Table 4 Results with different minimum FCV opening sizes
Fig. 12
figure 12

Comparison of the field’s cumulative a oil and b water production results according to the minimum FCV opening size

As assumed in Table 1, because the oil price is higher than the cost of water injection and processing, the smaller the minimum opening size, the higher the oil production and the higher the profits of the field. Nevertheless, water production must also be considered to accurately evaluate the economic feasibility of the field. Therefore, the minimum opening size of FCVs should be set by comparing the optimization results according to the various settings.

Conclusions

Studies on smart field management using downhole devices have increased recently. This research focuses on the management of flow control valve (FCV) for optimizing the fluid production of an actual onshore field in Alberta, Canada, with a high water-cut problem. The study investigated proactive and reactive strategies, including flow-balancing and streamline strategies and a hybrid of the proactive and reactive strategies. A sensitivity analysis for the minimum valve opening size was conducted. Detailed analysis from the field level to the device level confirmed that the adjustment of each FCV enables complex interaction with the fluid flow characteristics of the reservoir and production scenario. A summary of the main findings is as follows:

  1. (1)

    As a result of FCV optimization based on the flow-balancing strategy, the revenue of the target field increased by approximately 23 MM$ by maximizing oil production and suppressing water production. In addition, by controlling FCVs, the oil production of most wells was maintained longer than that of the base case due to the delay in time to reach the well water-cut limit.

  2. (2)

    In most optimization cases, including proactive and reactive strategies, the cumulative water production could be reduced compared with the base case. Nevertheless, each case does not always positively affect the field’s economic feasibility. The streamline-balancing and reactive strategies, which directly involve water control, may cause a decrease in oil productivity and undermine the economic feasibility of the field with the risk of high water-cut during water flooding.

  3. (3)

    The sensitivity analysis for minimum valve opening size confirmed that the rigorous flow control of the fluids had a significant positive effect on the oil productivity of the well. Nevertheless, because the amount of water produced was uncertain according to the size, the appropriate size must be set to maximize the economic value of the field.
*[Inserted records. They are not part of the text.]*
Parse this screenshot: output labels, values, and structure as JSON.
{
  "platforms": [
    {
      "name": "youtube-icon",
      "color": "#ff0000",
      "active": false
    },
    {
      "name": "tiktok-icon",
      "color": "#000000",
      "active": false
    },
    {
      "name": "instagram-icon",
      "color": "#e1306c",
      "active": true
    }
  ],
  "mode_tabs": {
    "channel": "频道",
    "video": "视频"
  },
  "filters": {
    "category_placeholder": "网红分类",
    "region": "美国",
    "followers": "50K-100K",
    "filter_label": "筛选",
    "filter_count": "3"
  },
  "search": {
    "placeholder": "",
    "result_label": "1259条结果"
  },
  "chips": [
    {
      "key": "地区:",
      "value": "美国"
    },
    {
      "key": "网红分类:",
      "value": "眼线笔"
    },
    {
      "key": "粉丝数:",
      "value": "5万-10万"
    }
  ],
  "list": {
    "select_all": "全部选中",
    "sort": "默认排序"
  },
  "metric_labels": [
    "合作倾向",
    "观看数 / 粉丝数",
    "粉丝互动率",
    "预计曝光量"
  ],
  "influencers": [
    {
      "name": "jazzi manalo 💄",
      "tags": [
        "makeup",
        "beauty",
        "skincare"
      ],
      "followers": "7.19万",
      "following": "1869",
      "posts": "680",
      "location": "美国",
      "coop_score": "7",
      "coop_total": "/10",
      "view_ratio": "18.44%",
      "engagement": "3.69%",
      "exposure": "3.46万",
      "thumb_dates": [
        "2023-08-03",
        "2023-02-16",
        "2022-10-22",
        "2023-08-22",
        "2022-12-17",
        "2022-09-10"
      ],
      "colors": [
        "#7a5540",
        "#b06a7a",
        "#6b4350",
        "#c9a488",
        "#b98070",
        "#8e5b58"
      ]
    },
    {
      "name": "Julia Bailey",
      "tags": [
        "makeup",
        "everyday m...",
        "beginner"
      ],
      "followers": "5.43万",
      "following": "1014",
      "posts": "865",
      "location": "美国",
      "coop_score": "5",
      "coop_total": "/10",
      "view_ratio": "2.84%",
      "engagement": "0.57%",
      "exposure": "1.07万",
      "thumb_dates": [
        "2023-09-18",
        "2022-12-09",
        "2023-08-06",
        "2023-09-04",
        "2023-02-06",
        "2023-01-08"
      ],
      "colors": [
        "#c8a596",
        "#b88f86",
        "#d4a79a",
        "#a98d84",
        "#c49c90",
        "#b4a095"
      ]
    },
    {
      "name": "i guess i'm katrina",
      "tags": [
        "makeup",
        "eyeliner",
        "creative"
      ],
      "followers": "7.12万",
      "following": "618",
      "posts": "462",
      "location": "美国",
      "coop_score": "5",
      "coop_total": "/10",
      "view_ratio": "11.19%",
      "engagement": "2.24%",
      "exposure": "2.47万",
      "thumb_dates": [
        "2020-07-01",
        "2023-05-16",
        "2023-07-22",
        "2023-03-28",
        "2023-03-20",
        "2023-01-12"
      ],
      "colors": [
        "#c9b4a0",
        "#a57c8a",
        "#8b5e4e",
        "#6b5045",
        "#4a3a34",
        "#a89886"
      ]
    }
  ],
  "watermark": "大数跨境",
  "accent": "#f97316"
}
The following issues can be considered in future studies:

  1. (1)

    The reservoir model and production scenario used in this study were established based on a sector model of the actual field, not the entire field. In future studies, completion optimization can be applied to the full-field production scenario of the target field.

  2. (2)

    The effects of FCV optimization can be analyzed in the fields considering complex fluid behaviors in the three phases (oil, gas, and water) or various production problems such as flow regime issues.

The results of this case study of completion optimization in an actual Canadian field could be used as a reference to optimize downhole devices when applying water flooding in fields where high water-cut is expected.